L-R Deputy Lord Mayor Declan Clausen, CEO Jeremy Bath, Parliamentary Secretary for the Hunter Scot MacDonald and Senior Field Worker Michelle Townsend at today's announcement.
A development application is being prepared for the new facility, which will be built at Council's Summerhill Waste Management Centre, with a capacity to recycle 50,000 tonnes of organic waste annually.
The $12.8million Summerhill Organics Recycling Facility will be partly funded by a $1.5million NSW Government grant, announced today by Parliamentary Secretary for the Hunter Scot MacDonald.
Council CEO Jeremy Bath said Newcastle's residential organic waste was currently shredded at Summerhill before being sent to Muswellbrook for processing.
"The opening of this facility in 2020-21 will close the loop on our city's organic waste cycle," he said.
"It will take organic waste produced across the LGA and convert it into soil conditioner, compost and mulch to be reused by the local community.

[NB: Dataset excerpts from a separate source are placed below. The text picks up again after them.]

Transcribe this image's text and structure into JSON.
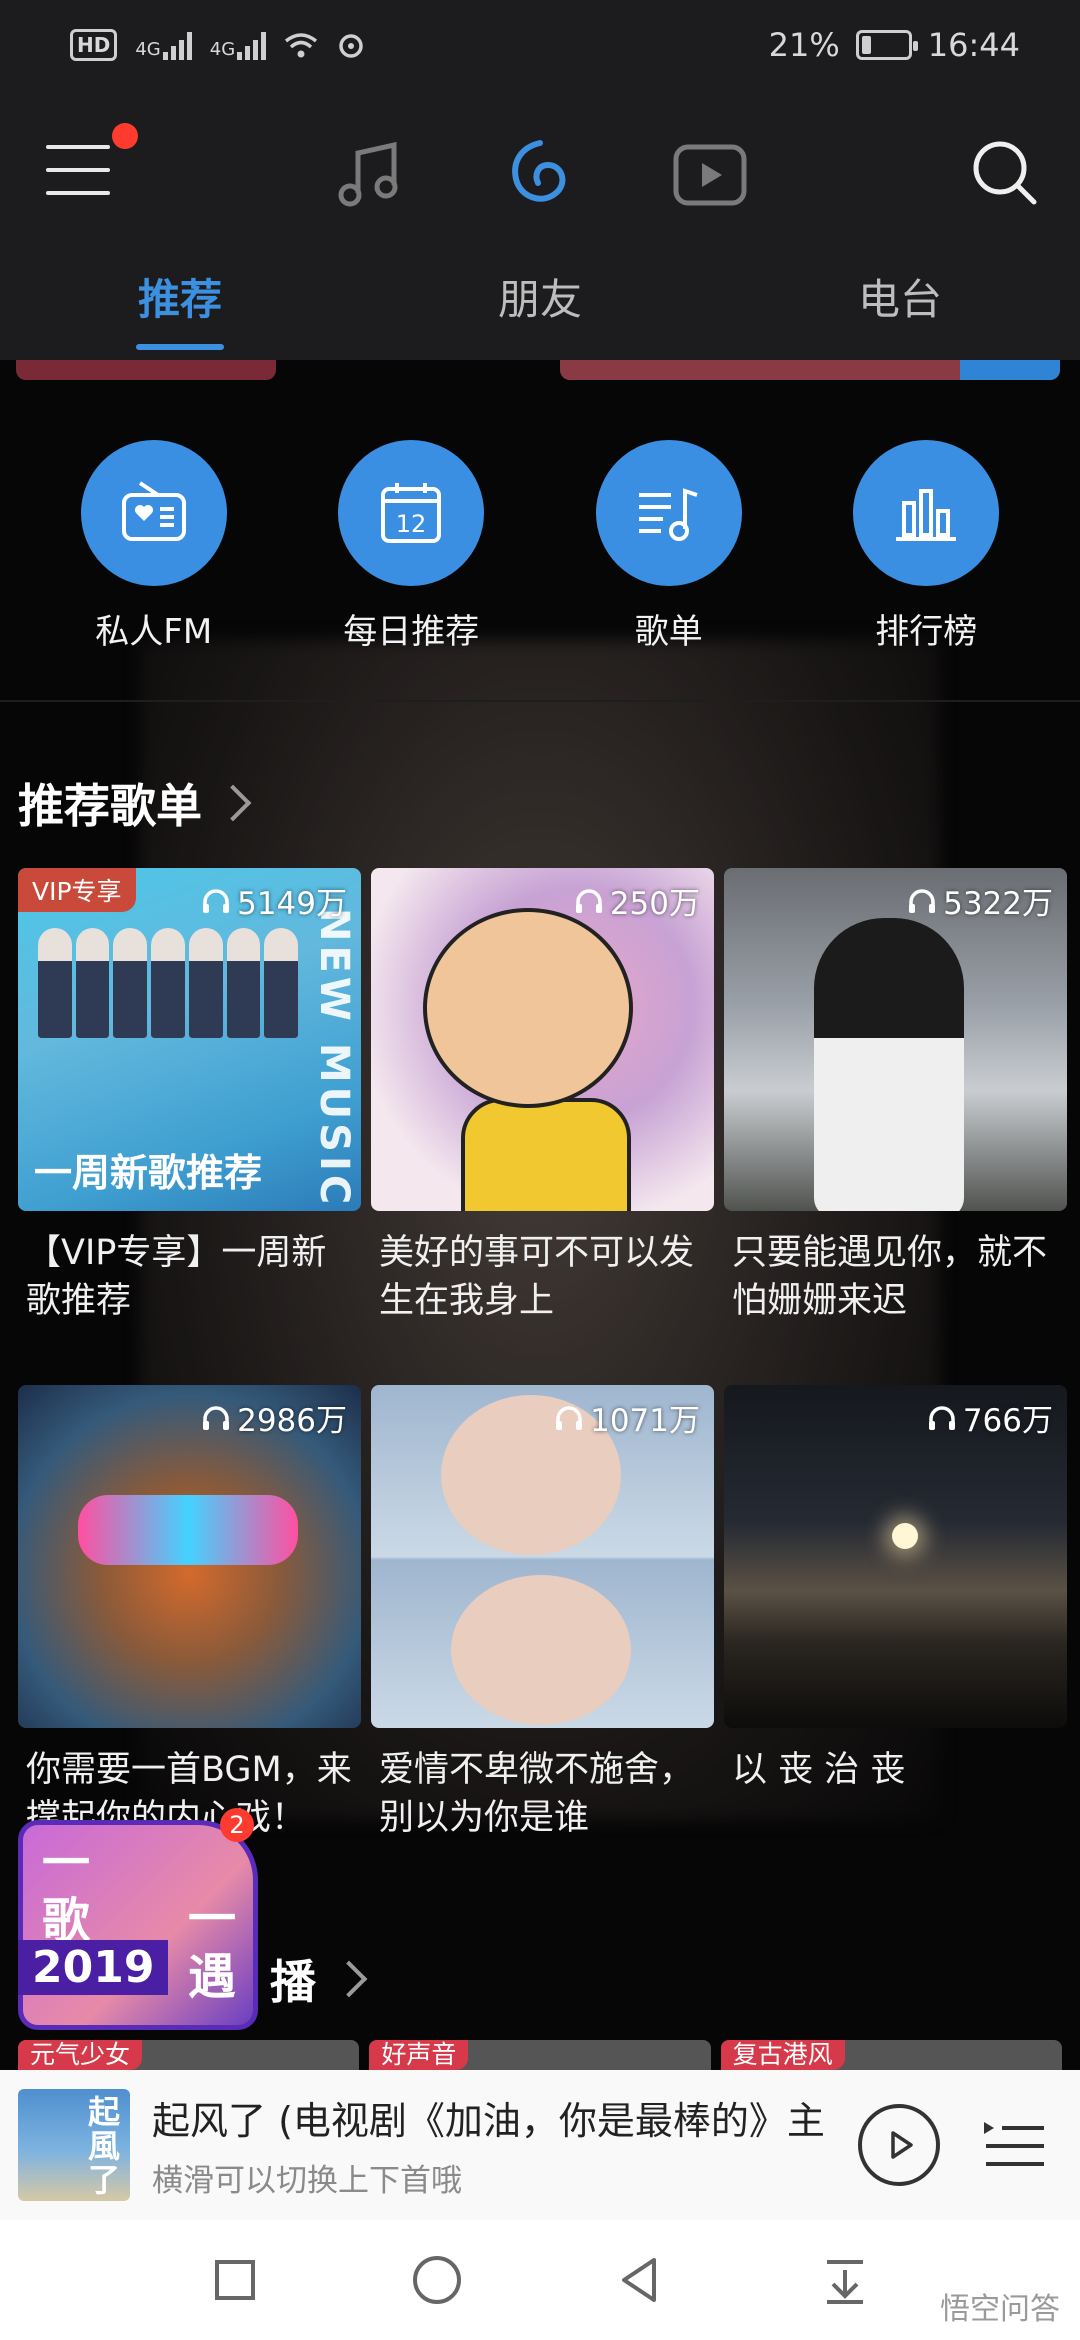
{
  "status_bar": {
    "hd": "HD",
    "net1": "4G",
    "net2": "4G",
    "battery_text": "21%",
    "battery_level": 0.21,
    "time": "16:44"
  },
  "header": {
    "tabs": [
      {
        "label": "推荐",
        "active": true
      },
      {
        "label": "朋友",
        "active": false
      },
      {
        "label": "电台",
        "active": false
      }
    ],
    "accent_color": "#3d8fe0"
  },
  "quick_entries": [
    {
      "label": "私人FM",
      "icon": "radio-icon"
    },
    {
      "label": "每日推荐",
      "icon": "calendar-icon",
      "icon_text": "12"
    },
    {
      "label": "歌单",
      "icon": "playlist-icon"
    },
    {
      "label": "排行榜",
      "icon": "chart-icon"
    }
  ],
  "recommended": {
    "title": "推荐歌单",
    "playlists": [
      {
        "title": "【VIP专享】一周新歌推荐",
        "count": "5149万",
        "tag": "VIP专享",
        "cover_caption": "一周新歌推荐",
        "cover_vertical": "NEW MUSIC"
      },
      {
        "title": "美好的事可不可以发生在我身上",
        "count": "250万"
      },
      {
        "title": "只要能遇见你，就不怕姗姗来迟",
        "count": "5322万"
      },
      {
        "title": "你需要一首BGM，来撑起你的内心戏！",
        "count": "2986万"
      },
      {
        "title": "爱情不卑微不施舍，别以为你是谁",
        "count": "1071万"
      },
      {
        "title": "以 丧 治 丧",
        "count": "766万"
      }
    ]
  },
  "promo": {
    "line1": "一歌",
    "line2": "一遇",
    "year": "2019",
    "badge": "2"
  },
  "section2": {
    "title": "播"
  },
  "next_row_tags": [
    "元气少女",
    "好声音",
    "复古港风"
  ],
  "player": {
    "cover_text": "起風了",
    "title": "起风了 (电视剧《加油，你是最棒的》主",
    "subtitle": "横滑可以切换上下首哦"
  },
  "watermark": "悟空问答"
}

"This is a win for the city and a win for the environment, and contributes significantly towards Council's sustainable development goals."
In its first year of operation, the facility is expected to recycle about 19,000 tonnes of green-bin waste into 11,000 tonnes of organic product.
Mr Bath said the facility would start to accept food waste after three to four years.
"When running at full capacity, this plant will be processing about 50,000 tonnes of food organics and garden organics every year," he said.
"That will result in 28,000 tonnes annually of soil conditioner, compost and mulch, which Council will either use across its operations or sell back to the community."
Mr Bath emphasised that there would be no immediate change to kerbside waste collection in Newcastle.
"The current three-bin system, comprising a weekly general waste collection and fortnightly green waste and recycling collection - will stay for the time being," he said.
"However, the creation of this new facility means we can start thinking about more effective ways to handle the city's waste and divert more of it away from landfill."
Currently, 30-50 per cent of the material that goes to general residential waste comprises food organics that could be recycled by the new plant.
Mr Bath said the new plant's operation would save Council at least $800,000 a year in NSW Government landfill levies.
"That's a significant sum going back into the local economy every year, rather than into State coffers," he said.
Mr MacDonald said the NSW Government's Organics Infrastructure grants supported new infrastructure to improve waste facilities, increase processing capacity and fund new equipment.
"The NSW Government is working with councils and businesses to tackle organic and food waste at a community level," he said.
"City Of Newcastle has today received the largest grant - $1.5million - of the 15 projects funded in this $5.2million round."
A development application for the new facility is expected to be lodged in the first half of 2018.